Le succès de la stratégie allemande et ses bonnes performances économiques n’ont été rendus possibles que parce que dans le même temps, ses partenaires étrangers importaient ses produits.  Sa croissance depuis 2000 a reposé essentiellement sur les surplus commerciaux. Sans cela les performances de l’économie allemande auraient été beaucoup moins convaincantes. Ce sont les achats de ses voisins qui ont été la clé de son succès. La politique et les performances économiques de la France ont été plus respectueuses des équilibres intra-européens. La productivité française a progressé dans les mêmes proportions que l’Allemagne mais la France n’a pas cherché à comprimer ses salaires ni à réduire son inflation en-dessous de l’objectif européen des 2%. La politique française n’a pas consisté à fonder sa croissance sur le moteur des exportations. Aujourd’hui, la Commission Européenne, la BCE et les gouvernements européens veulent dupliquer le modèle allemand à l’ensemble de l’Europe, en se lançant dans une course à la compétitivité avec compression des coûts salariaux et mise en place de programme d’austérité généralisé (voir ci-dessous le graphique de l’évolution des soldes budgétaires[1]). Mais c’est un contre-sens économique majeur. Aucun pays ne pourra dégager les mêmes surplus commerciaux que l’Allemagne des années 2000, puisque ces politiques économiques ont pour conséquence de freiner la demande dans toute l’Europe et donc de réduire les importations potentielles de nos principaux partenaires commerciaux.

Certains commentateurs font référence aux années 30 pour justifier les politiques d’austérité et les orientations économiques de la Commission Européenne. C’est ne pas comprendre ce qui s’est passé dans les années 30. Ce n’est pas l’hyperinflation des années 20 qui a amené Hitler au pouvoir, c’est l’austérité et la déflation provoquée par la politique du chancelier Brüning en 1931-32. De même, beaucoup ne savent pas ou ne comprennent pas que les problèmes économiques des années 30 ont été aggravés par le régime de change fixe imposé par l’étalon-or (un peu comme dans une union monétaire), les guerres commerciales et la course à la compétitivité dans laquelle se sont lancés les grands pays à cette époque. Cette stratégie non coopérative a eu pour conséquence de déprimer la demande mondiale et d’accroître les problèmes d’endettement.

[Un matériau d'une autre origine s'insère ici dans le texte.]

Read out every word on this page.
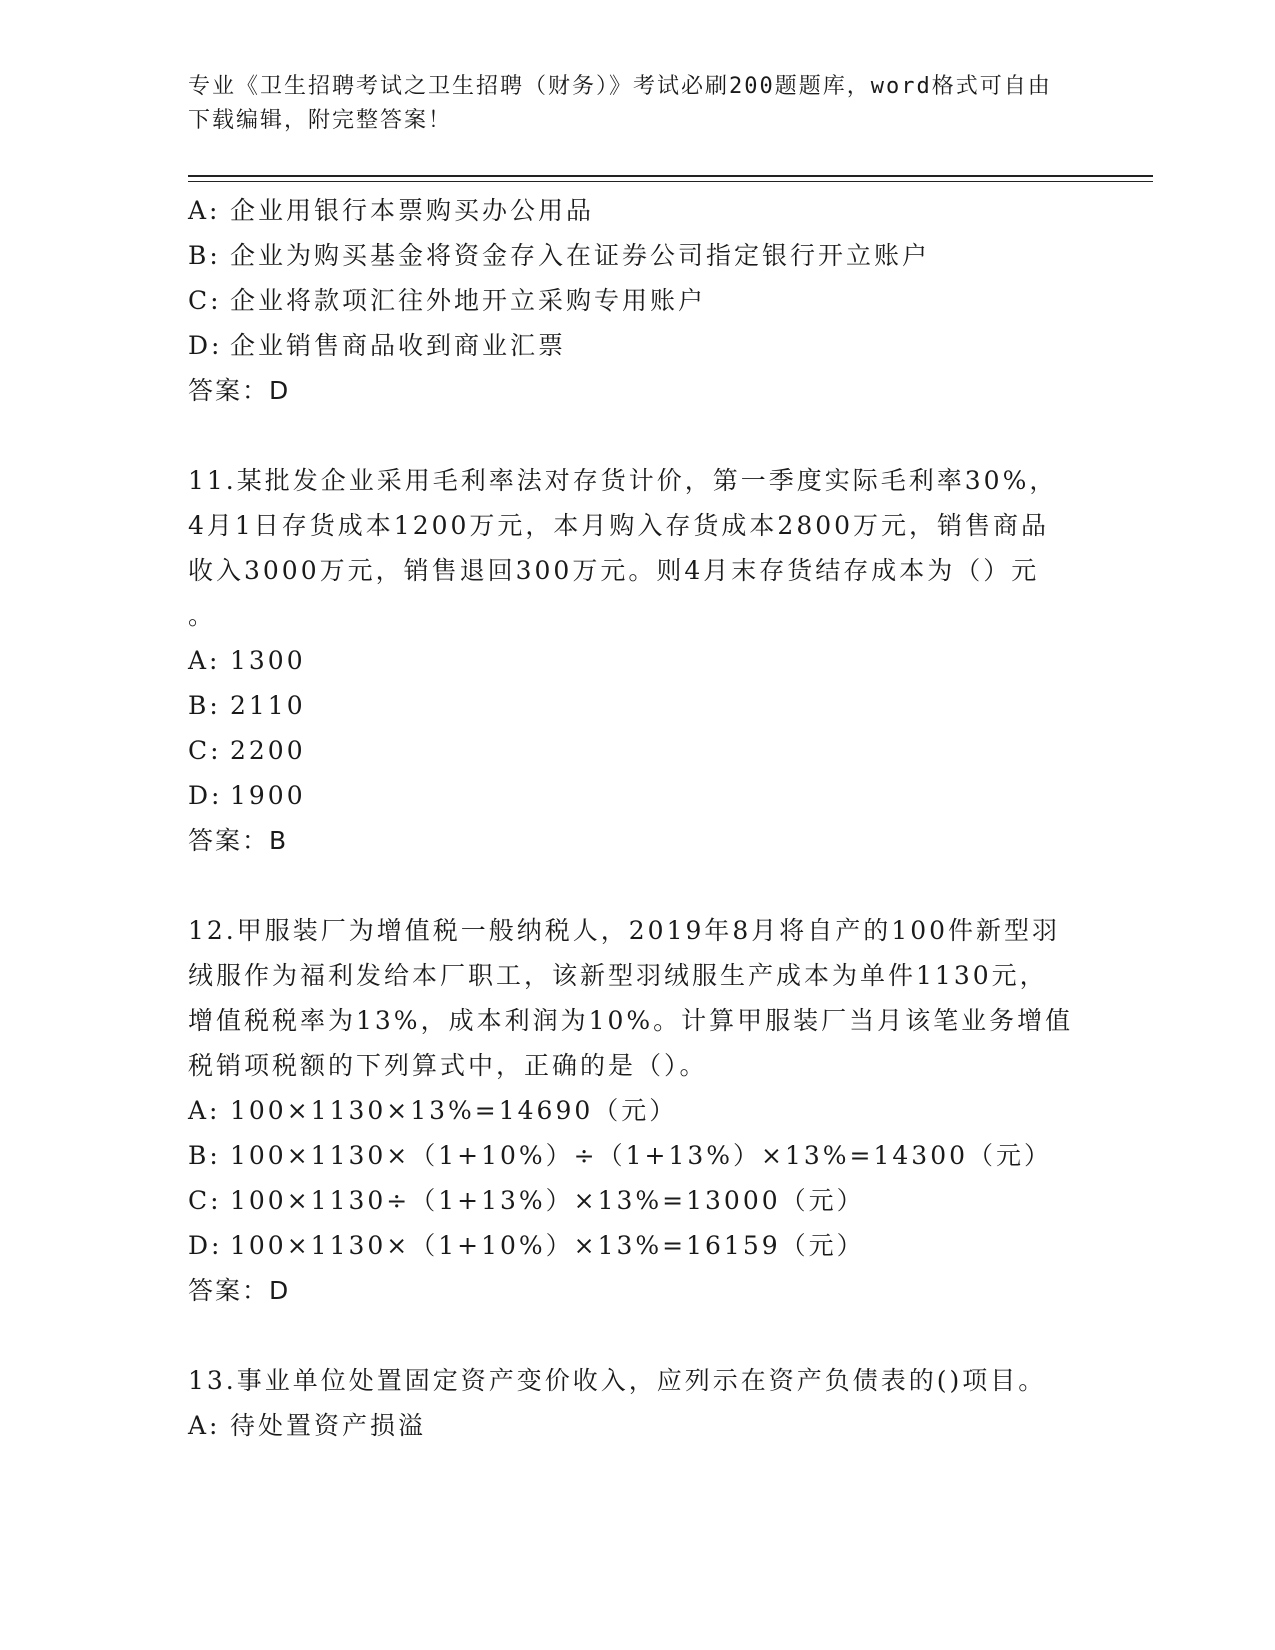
专业《卫生招聘考试之卫生招聘（财务）》考试必刷200题题库，word格式可自由下载编辑，附完整答案！
A: 企业用银行本票购买办公用品
B: 企业为购买基金将资金存入在证券公司指定银行开立账户
C: 企业将款项汇往外地开立采购专用账户
D: 企业销售商品收到商业汇票
答案：D
11.某批发企业采用毛利率法对存货计价，第一季度实际毛利率30%，
4月1日存货成本1200万元，本月购入存货成本2800万元，销售商品
收入3000万元，销售退回300万元。则4月末存货结存成本为（）元
。
A: 1300
B: 2110
C: 2200
D: 1900
答案：B
12.甲服装厂为增值税一般纳税人，2019年8月将自产的100件新型羽
绒服作为福利发给本厂职工，该新型羽绒服生产成本为单件1130元，
增值税税率为13%，成本利润为10%。计算甲服装厂当月该笔业务增值
税销项税额的下列算式中，正确的是（）。
A: 100×1130×13%=14690（元）
B: 100×1130×（1+10%）÷（1+13%）×13%=14300（元）
C: 100×1130÷（1+13%）×13%=13000（元）
D: 100×1130×（1+10%）×13%=16159（元）
答案：D
13.事业单位处置固定资产变价收入，应列示在资产负债表的()项目。
A: 待处置资产损溢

C’est exactement la direction que les gouvernements européens sont en train de prendre.

Contrairement à ce qu’écrivent certains, il n’est nul besoin d’être extrémiste pour se rendre compte que la stratégie d’austérité imposée à l’ensemble de l’Europe et la course à la compétitivité par la baisse des coûts salariaux mène droit à la faillite de la zone euro. Au contraire, si l’on veut sauver le projet européen, il convient de faire les bons constats. Il faut comprendre les conditions de fonctionnement d’une union monétaire, et  il faut comprendre que des politiques d’austérité en période de récession sont un contre-sens économique majeur. Critiquer la politique économique allemande n’est pas être anti-allemand ou anti-européen. L’ancien Chancelier allemand Helmut Schmidt l’a formidablement bien expliqué dans un discours prononcé en décembre 2011 : "Celui qui croit que l'Europe peut réussir à recouvrer la santé uniquement grâce à des coupes budgétaires devrait étudier plus en détail la politique déflationniste du Chancelier Heinrich Brüning en 1930-1932. Elle avait déclenché une dépression et un chômage d'une telle ampleur qu'elle avait ainsi initié la disparition de la première démocratie allemande."


[1] Pour mesurer correctement l’austérité, il faut regarder le solde budgétaire primaire, c’est-à-dire avant paiement des intérêts de la dette et plus particulièrement son évolution. Une évolution positive montre que le gouvernement « se serre la ceinture » avant paiement des intérêts et pratique donc une politique d’austérité.